As a preliminary notice -- although the formula for S_{a} you write down in your question may be just a typo -- pay attention that the universal quantification of S w.r.t. variable a is a product of SDCs for a and a':
$$
V_{a}S = S_{\overline{a}}·S_{a} = p·b + \overline{q}·\overline{b} + q·b·c + \overline{q}·\overline{c}
$$
Also, I cannot mark variables with overlines in text inlines and so will follow your convention of using a single quote character for this purpose.
I've downloaded a copy of "PRINCIPLES OF MODERN DIGITAL DESIGN" and gleaned from the section 3.2 MINIMIZATION OF BOOLEAN EXPRESSIONS that the "minimization" operation 1) reduces the number of terms in the expression and 2) reduces the number of literals in the expression.
The task is: given the circuit of FIGURE 3.52, "minimize" the source expression for the circuit output f
$$
f = p·\overline{b} + \overline{p}·\overline{c} + q·c
$$
We start with adding, rather than eliminating, a term, which will simplify the pb' term. Being one of the terms that sum up to VaS, the term pb is the SDC for the second-level logic block. We can add it to the source expression for f, as we can do with any SDC:
$$
f = p·\overline{b} + \overline{p}·\overline{c} + q·c + p·b = \overline{p}·\overline{c} + p·(\overline{b} + b) + q·c = \overline{p}·\overline{c} + p + q·c
$$
We still have three terms, but we eliminated the dependence on variable b.

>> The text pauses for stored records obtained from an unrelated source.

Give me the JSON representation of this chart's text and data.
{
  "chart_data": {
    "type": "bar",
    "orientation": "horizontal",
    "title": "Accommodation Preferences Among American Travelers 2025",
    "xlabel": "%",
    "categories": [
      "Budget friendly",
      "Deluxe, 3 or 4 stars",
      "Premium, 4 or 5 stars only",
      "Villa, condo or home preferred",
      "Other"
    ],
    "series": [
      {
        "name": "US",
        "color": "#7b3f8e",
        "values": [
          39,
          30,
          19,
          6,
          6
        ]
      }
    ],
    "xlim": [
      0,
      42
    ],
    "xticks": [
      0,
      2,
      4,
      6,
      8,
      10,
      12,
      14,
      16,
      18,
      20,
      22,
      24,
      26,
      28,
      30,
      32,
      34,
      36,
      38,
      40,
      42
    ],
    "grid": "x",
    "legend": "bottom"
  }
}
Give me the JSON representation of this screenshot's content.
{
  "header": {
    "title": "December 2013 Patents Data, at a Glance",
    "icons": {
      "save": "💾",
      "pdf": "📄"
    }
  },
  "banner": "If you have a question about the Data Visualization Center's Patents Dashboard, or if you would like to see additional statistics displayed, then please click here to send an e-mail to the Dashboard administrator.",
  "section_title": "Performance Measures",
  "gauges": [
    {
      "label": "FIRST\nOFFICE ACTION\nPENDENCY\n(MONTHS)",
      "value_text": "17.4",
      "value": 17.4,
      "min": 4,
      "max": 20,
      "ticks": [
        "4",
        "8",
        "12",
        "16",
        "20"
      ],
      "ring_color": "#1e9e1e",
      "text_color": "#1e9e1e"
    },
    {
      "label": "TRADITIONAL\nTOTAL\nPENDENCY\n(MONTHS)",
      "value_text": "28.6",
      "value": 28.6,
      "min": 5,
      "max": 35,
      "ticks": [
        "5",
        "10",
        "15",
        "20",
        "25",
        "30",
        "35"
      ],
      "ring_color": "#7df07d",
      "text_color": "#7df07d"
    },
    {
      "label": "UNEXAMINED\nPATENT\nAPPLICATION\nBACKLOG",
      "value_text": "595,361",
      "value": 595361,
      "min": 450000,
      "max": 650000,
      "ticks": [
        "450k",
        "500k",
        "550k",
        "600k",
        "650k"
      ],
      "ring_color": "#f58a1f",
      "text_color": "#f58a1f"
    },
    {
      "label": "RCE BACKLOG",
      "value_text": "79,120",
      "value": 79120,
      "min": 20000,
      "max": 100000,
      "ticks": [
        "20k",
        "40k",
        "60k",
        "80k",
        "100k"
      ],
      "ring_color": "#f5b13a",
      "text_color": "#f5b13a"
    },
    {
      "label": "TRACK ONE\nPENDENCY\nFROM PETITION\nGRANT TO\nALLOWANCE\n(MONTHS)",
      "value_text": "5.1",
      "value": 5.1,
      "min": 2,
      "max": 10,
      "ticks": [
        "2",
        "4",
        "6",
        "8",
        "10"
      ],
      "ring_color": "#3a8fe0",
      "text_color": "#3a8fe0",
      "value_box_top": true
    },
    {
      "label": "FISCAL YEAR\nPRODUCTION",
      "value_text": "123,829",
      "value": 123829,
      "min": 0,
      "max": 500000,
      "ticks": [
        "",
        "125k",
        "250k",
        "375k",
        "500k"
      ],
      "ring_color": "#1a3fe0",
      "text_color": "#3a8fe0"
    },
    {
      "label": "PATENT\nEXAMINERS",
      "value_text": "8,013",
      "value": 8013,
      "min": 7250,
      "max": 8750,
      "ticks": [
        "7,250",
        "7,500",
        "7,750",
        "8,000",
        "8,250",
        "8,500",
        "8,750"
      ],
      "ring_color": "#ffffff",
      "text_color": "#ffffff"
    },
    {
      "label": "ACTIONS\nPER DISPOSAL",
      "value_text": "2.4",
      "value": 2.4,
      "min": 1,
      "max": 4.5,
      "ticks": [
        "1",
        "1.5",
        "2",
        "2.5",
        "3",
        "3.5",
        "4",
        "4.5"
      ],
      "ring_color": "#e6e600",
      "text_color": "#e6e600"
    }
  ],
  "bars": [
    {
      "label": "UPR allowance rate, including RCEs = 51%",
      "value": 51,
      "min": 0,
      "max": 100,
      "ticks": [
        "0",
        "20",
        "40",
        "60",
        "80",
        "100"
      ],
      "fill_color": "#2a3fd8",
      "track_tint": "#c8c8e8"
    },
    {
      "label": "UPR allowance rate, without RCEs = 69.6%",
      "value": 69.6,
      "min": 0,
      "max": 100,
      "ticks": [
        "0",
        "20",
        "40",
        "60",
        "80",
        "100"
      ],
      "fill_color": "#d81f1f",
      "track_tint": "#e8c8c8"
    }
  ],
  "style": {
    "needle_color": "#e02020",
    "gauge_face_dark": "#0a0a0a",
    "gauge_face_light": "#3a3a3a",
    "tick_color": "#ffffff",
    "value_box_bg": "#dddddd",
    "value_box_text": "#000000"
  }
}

Notice that p does not depend on c and so the term p'c' is irreducible. To reduce the other terms, we consider the negation of p + q·c:
$$
\overline{(p + q·c)} = \overline{p}·(\overline{q·c}) = \overline{p}·(\overline{q} + \overline{c}) = \overline{p}·\overline{q} + \overline{p}·\overline{c};
$$
If p'c' = true, then, irrespective to the other term's values, f = true. Therefore, we can go on to transform the terms p + q·c, substituting in these terms for the case p'c' = false
$$
\overline{(p + q·c)} = \overline{p}·\overline{q};
$$
Backtracking on the negation of the terms being added to p'c', we arrive at the equation, provided p'c' = false:
$$
(p + q·c) = \overline{(\overline{p}·\overline{q})} = p + q = \overline{a}·\overline{b} + \overline{b} + \overline{c} = \overline{b} + \overline{c} = \overline{b·c} = q
$$
Recall, (p + q·c) = q only valid iff p'c' = false. Instead of three terms p'·c' + p + q·c, we have two terms p'·c' + q for the case p'c' = false.
Combining the cases p'c' = true and p'c' = false, we arrive at the "minimized" function f of the book:
$$
f_{minimized} = \overline{p}·\overline{c} + q
$$
I would not put a blame on a student who stuck at the derivation of the minimized function in the section MINIMIZATION OF MULTILEVEL CIRCUITS USING DON’T CARES. The book urgently needs the redaction on many points. For example, the Karnaugh maps' index ordering differs in figures and in text (Figure 3.10, and all the other Karnaugh maps). In the section we discuss, the definition of the universal quantification has a typo:
$$
f(x_1, x_2, ... , x_i, ... , x_n) = f_{\overline{x}_1}·f_{x_i}
$$
instead of
$$
f(x_1, x_2, ... , x_i, ... , x_n) = f_{\overline{x}_i}·f_{x_i}
$$
Let alone these typos, the explanation of minimization algorithms would have greatly benefitted, had the author provided implementation examples in a computer language of their choice or even in pseudocode.